- Born: 10 April 1472 Winchester Castle, Hampshire, England
- Died: 11 December 1472 (aged 8 months 1 day)
- Burial: Westminster Abbey
- House: York
- Father: Edward IV
- Mother: Elizabeth Woodville

= Margaret of York (1472) =

English princess

Margaret of York (10 April 1472 – 11 December 1472) was a namesake niece of Margaret of York, Duchess of Burgundy. She was the fifth child and fourth daughter of Edward IV of England and Elizabeth Woodville.

She was a younger sister of Elizabeth of York, Mary of York, Cecily of York and Edward V of England and older sister of Richard of Shrewsbury, 1st Duke of York, Anne of York, George Plantagenet, Duke of Bedford, Catherine of York and Bridget of York.
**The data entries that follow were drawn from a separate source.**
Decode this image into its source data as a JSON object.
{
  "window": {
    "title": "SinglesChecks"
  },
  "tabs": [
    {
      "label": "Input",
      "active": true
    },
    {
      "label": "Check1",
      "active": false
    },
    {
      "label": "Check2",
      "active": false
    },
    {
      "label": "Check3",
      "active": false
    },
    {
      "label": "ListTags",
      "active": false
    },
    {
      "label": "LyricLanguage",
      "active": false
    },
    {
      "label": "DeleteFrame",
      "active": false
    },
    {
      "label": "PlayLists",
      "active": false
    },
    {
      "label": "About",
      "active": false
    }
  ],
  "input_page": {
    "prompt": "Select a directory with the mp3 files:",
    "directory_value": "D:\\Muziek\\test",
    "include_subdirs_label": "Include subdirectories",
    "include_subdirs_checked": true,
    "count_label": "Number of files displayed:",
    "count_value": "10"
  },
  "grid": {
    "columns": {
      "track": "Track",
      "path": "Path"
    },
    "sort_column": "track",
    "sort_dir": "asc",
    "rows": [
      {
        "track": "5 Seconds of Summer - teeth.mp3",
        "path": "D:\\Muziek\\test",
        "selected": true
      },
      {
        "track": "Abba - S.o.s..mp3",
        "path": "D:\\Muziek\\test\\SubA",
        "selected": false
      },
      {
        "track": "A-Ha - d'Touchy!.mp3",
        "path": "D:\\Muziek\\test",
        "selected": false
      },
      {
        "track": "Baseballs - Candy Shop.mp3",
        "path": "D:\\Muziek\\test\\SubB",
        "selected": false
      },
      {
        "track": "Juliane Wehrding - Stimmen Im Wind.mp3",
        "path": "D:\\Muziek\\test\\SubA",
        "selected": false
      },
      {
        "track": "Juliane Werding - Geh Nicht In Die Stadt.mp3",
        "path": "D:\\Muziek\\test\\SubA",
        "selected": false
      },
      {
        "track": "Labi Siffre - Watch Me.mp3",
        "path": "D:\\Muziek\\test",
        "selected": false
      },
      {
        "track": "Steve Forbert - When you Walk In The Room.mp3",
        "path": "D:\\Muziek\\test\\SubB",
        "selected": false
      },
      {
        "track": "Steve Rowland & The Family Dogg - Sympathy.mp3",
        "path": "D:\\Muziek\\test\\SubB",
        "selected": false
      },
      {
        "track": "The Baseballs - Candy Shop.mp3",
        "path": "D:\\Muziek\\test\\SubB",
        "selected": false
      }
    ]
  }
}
She was born in Winchester Castle but died of natural causes eight months later. She was buried in Westminster Abbey.

Margaret's sarcophagus was originally placed to fit in the steps of the shrine of St. Edward the Confessor, but it was moved to the edge of the chapel at the time of the dissolution of the monasteries. The step edging around the sides can, however, still be seen.

An annotated history of the Abbey in the Abbey's library states that the lid was removed in more modern times and the sarcophagus found to be empty. The monumental brass originally on the top of Margaret's tomb is long since missing, but the original wording around the edge and on the surface plaque was recorded historically.